Trump afirmou que o novo conselho poderia eventualmente substituir funções das Nações Unidas, descrevendo a organização como um exemplo de “instituições que falharam repetidamente”. Embora tenha indicado que o conselho pode trabalhar com a ONU, ele ressaltou que a entidade nunca o ajudou a resolver guerras no passado.
Inicialmente concebido para focar na reconstrução da Faixa de Gaza e na manutenção do cessar-fogo entre Israel e o Hamas, o conselho foi expandido para atuar em conflitos globais, incluindo a guerra entre Rússia e Ucrânia.

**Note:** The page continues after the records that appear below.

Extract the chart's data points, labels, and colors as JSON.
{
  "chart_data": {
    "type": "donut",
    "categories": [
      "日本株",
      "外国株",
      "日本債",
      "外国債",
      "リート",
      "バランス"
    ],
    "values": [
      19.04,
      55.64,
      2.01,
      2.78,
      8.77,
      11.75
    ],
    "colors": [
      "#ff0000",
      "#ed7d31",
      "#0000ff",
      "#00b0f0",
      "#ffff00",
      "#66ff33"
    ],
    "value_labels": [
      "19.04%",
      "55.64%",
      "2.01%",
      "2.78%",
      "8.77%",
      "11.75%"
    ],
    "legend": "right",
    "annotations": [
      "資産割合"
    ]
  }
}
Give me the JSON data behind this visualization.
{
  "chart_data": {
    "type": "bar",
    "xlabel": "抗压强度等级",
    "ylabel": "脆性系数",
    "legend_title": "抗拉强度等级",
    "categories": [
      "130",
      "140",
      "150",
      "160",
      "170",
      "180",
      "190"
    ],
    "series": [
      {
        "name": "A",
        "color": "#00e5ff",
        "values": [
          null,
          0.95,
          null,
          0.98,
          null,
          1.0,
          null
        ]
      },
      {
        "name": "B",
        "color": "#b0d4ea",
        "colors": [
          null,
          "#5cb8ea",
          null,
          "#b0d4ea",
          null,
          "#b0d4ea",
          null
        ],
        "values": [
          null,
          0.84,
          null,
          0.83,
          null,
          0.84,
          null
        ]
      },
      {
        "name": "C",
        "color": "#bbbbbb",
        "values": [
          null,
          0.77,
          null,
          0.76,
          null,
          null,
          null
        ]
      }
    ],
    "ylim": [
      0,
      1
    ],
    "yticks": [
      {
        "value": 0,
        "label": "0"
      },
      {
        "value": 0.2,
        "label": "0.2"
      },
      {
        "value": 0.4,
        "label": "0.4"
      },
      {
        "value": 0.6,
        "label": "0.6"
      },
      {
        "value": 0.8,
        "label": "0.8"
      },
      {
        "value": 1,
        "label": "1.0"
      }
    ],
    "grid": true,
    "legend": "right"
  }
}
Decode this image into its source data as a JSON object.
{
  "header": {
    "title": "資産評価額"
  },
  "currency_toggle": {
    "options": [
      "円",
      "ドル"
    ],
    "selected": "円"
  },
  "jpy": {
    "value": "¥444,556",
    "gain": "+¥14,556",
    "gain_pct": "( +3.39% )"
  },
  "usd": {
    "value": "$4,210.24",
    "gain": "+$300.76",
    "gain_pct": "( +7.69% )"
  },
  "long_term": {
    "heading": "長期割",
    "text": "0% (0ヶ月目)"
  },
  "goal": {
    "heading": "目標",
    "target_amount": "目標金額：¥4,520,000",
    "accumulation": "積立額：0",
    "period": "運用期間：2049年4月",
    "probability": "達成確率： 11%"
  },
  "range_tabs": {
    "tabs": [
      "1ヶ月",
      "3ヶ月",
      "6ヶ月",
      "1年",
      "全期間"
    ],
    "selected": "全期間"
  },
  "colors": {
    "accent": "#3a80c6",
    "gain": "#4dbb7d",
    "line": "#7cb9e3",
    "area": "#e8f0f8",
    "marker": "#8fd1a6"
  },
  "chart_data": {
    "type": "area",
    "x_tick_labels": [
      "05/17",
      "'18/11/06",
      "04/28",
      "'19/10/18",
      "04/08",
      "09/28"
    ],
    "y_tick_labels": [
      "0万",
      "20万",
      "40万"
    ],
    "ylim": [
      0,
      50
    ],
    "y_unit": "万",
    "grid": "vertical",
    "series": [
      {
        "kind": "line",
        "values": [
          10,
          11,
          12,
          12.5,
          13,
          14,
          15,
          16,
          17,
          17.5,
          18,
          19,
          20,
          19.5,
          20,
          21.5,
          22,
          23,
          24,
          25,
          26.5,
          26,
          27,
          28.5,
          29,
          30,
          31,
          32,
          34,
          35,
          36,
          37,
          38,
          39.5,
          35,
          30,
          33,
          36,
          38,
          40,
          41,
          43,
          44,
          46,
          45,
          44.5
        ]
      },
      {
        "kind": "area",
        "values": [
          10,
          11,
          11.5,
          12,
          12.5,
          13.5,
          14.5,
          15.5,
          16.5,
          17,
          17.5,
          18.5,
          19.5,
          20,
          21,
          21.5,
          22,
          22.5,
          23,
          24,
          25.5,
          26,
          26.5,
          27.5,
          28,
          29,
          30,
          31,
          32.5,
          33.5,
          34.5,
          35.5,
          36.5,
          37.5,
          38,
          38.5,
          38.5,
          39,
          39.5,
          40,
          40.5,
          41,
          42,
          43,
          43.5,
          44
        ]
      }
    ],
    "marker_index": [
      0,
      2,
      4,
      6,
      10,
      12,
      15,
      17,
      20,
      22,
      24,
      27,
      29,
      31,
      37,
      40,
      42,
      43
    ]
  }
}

A carta constitutiva prevê que os Estados-membros sirvam por mandatos de três anos. Para garantir um assento permanente, as nações devem pagar uma taxa de US$ 1 bilhão, fundos que seriam destinados à reconstrução de Gaza.
Cerca de 35 países já aderiram ao conselho, incluindo Israel, Arábia Saudita, Emirados Árabes Unidos, Hungria, Argentina e Indonésia. Por outro lado, nações como França, Noruega e Suécia recusaram o convite, citando preocupações de que o órgão enfraqueça a ordem internacional baseada na Carta da ONU.